Monday, May 18, 2009

Rain Rain Go Away

Monday, 12th day in Brazil

Not much has been going on the past couple of days. Sunday I sat around all day and studied Portuguese. After just a little while, it really doesn't do much good to study. The only way to really KNOW the stuff (and those of you who teach languages know this) is to HAVE TO use it in a conversation. I think the combination of need plus frustration plus grasping at whisps of memory help me remember vocabulary and syntax better than any solitary studying. Sorry, Rosetta Stone!

Today, I had planned to go out to Pirajá to work at QZ cleaning up for a bit, and to have a conversation with the Five Women (hereafter known as FW and includes Jocelita, Isabela, Casilda, Daniela, and Nilzete) about planning for the youth group trip in July. But it rained in torrents all day, and was not conducive to work, nor to travel on a bus. I'll try to go tomorrow instead.

Tonight, I joined the Yale group for a presentation at ITEBA in the evening. Marlene and Dr. Emily Townes both spoke about their respective institutions (ITEBA and Yale Theological Seminary). Marlene spoke about the 22 year history of ITEBA, of its gradual shift away from its IPU roots towards womanist theology and leadership, and especially of her passion for YAMI. There is a new course they are trying to get off the ground which I won't comment on until I can get a brochure about it and describe it accurately. She spoke quite directly and bluntly about the circumstances last year when Djalma was elected President and tried to "change the face of ITEBA." In this telling, the students, faculty, and staff rebelled against his efforts because he was trying to move ITEBA away from what has become the heart of the institution: a place for poor, Black women to write their own theology through their own stories.

Dr. Emily Townes gave a brief history of Yale, and told us about the current seminary, which offers a Masters of Divinity, Masters of Arts in Religion, or a Masters of Religious Art (Fine Arts). They also have students from the African American Studies Department. I didn't take notes, but their program sounds challenging and tumultuous. Yale likes to tout Dr. Townes as the first African-American, woman Dean of the Theology School, but, as she said, they don't want to "go too far" in advertising their diversity by mentioning that she is also a lesbian. A traditional place like Yale has its conservative faction, as well. Dr. Townes politely implied that it was sometimes difficult to get along with her colleagues.

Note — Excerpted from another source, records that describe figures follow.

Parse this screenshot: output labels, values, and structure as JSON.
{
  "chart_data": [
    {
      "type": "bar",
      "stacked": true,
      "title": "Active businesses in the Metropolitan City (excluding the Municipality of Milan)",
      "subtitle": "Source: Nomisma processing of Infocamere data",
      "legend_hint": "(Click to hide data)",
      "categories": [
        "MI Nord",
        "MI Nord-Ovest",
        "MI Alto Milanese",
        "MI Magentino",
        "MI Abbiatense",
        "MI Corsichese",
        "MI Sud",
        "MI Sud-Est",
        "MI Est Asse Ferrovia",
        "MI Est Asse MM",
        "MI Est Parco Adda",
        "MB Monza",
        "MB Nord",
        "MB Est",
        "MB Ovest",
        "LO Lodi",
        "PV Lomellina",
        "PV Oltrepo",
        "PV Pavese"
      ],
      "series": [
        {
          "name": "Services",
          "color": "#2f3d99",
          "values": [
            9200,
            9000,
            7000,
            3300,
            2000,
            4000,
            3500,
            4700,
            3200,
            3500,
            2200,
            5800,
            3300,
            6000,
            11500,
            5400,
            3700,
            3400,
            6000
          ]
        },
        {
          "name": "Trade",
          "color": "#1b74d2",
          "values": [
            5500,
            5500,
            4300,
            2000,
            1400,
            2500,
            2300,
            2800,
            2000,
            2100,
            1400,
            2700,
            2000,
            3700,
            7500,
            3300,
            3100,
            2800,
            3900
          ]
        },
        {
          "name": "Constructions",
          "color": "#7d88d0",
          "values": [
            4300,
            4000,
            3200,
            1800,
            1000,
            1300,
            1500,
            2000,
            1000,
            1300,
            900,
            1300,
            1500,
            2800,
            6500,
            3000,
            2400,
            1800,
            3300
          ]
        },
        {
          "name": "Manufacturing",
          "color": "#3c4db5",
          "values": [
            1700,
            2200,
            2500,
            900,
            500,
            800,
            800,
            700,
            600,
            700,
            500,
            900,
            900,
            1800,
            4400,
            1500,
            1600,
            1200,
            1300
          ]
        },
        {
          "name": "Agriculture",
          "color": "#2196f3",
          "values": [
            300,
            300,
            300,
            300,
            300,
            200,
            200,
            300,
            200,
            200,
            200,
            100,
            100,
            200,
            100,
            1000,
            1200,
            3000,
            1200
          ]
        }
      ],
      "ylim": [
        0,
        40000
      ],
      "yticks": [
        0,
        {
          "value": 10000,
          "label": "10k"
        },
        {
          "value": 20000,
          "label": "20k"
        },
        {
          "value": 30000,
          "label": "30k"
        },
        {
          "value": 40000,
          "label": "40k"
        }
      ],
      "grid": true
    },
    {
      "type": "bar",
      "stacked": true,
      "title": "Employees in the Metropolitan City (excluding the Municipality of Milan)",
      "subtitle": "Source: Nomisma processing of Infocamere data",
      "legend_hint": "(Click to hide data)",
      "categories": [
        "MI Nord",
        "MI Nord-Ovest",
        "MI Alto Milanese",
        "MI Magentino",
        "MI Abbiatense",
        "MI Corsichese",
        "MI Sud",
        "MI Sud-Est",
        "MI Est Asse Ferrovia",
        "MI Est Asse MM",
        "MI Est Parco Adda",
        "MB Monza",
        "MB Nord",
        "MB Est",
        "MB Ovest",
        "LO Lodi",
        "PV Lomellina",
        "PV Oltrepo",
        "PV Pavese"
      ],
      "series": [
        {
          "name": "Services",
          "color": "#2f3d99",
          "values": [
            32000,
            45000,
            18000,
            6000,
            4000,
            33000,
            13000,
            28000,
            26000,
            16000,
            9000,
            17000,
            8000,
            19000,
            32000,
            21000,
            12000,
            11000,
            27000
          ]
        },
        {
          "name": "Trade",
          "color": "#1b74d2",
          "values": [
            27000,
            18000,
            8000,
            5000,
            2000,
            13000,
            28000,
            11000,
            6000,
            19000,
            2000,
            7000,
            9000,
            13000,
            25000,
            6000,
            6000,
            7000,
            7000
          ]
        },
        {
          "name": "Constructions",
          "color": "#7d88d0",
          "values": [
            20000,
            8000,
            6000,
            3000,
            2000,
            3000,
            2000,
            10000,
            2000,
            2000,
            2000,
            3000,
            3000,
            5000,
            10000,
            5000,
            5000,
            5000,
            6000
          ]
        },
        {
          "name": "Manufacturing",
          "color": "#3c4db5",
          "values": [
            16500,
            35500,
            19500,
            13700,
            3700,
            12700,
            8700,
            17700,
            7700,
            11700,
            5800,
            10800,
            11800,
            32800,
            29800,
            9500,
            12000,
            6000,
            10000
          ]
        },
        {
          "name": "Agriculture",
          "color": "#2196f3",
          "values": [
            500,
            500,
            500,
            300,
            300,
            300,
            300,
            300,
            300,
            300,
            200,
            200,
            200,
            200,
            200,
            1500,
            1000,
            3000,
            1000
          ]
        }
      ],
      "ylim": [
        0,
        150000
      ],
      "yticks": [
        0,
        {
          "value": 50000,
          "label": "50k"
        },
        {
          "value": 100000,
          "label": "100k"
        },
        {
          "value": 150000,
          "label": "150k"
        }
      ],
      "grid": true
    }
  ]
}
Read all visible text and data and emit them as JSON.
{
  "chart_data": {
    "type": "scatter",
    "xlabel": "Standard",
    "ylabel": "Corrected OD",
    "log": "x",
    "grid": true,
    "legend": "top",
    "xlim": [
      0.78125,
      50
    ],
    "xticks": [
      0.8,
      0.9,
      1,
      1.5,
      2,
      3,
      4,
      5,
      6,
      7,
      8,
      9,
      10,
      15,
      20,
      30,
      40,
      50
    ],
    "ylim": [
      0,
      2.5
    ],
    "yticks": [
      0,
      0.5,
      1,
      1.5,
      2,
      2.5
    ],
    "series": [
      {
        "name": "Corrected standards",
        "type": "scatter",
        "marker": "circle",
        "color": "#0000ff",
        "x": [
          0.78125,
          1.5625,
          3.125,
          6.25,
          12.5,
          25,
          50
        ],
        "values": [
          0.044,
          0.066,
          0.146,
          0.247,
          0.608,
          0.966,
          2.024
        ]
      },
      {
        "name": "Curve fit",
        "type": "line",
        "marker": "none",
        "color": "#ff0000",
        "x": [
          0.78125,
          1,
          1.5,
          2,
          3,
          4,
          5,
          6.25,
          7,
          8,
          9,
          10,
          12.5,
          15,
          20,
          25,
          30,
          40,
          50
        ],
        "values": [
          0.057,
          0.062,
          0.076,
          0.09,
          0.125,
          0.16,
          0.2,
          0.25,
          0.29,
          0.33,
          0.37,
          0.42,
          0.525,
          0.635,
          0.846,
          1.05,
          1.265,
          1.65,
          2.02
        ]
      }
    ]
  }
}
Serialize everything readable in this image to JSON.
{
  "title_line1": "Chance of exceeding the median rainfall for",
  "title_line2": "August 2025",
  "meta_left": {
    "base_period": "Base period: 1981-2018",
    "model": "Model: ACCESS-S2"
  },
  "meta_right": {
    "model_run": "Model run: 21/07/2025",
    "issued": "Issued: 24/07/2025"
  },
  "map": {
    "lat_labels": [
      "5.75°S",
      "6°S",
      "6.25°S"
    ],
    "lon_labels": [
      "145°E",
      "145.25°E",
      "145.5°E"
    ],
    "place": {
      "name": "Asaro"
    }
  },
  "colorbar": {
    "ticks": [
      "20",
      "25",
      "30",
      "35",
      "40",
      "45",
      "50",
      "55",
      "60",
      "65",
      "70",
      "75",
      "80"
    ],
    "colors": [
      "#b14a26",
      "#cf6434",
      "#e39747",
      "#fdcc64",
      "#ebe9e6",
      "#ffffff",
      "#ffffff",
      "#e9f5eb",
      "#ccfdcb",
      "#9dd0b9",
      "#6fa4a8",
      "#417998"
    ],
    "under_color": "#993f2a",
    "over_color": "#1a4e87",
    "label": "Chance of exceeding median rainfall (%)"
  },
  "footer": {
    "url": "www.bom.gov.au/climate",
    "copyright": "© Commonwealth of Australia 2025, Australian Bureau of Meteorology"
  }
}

Dr. Townes had some very interesting things to say about Womanist Theology. First, she said, it is more of a methodology than a discipline. This seems obvious to me, because it is first and foremost about questioning old assumptions. As soon as new answers are found, they must necessarily be questioned themselves. It never has the chance to become a "discpline," as such, because it never has time to coalesce. That would mean stagnation in the methodology. Some of the ITEBA students asked very pertinent questions. But the most interesting question to me came from one of her own students. He asked if it were possible for a white male to be a Womanist. She replied it is was perhaps possible, but only if that white male "figuratively and literally" became a black woman. (I think she only meant figuratively, because she never mentioned anything about plastic surgery!) She said if a white man actually lived with and walked beside black women and allowed himself to learn from the inside what their spirituality was about, then PERHAPS he could call himself a womanist. But Dr. Townes immediately disagreed with herself, suggesting that it might just have to be enough for white men to "get out of the way" and let womanists be self-determining and self-actualizing.

My own feelings on this go back to my days in Baltimore when I was part of the Baltimore Men's Anti-Sexist Collective. We had a habit of calling ourselves PRO-feminists, not Feminists, because (although mostly a matter of semantics) we were NOT women and therefore were incapable of truly understanding their perspective. All we could do was allow ourselves to follow their lead and support their cause. In the same way, I think it is possible to be PRO-Womanist, and lead (other men) by being a follower and a listener, by acknowleding that even if I "walk beside" women of color for a day or a week or a month, I still will not have EXPERIENCED their history, nor their future. I can, and will, leave their world behind when it suits me. I, therefore, cannot presume to be an insider among Womanists, no matter how much I WANT to believe I know where they've been.

This does not negate the efforts I, and others, make with our friends at ITEBA or in Pirajá. It just makes it ever more clear that the definition of leadership, in this situation, must be turned on its head. As some people (who I usually make fun of) like to call themselves "Christ-Followers" instead of Christians, we must, if we are to to do mission as Christ would have us do it, substitute them for Him. In other words, allow the poor, Black women to show us a Way; allow them to "be" the Christ that we are proud to follow.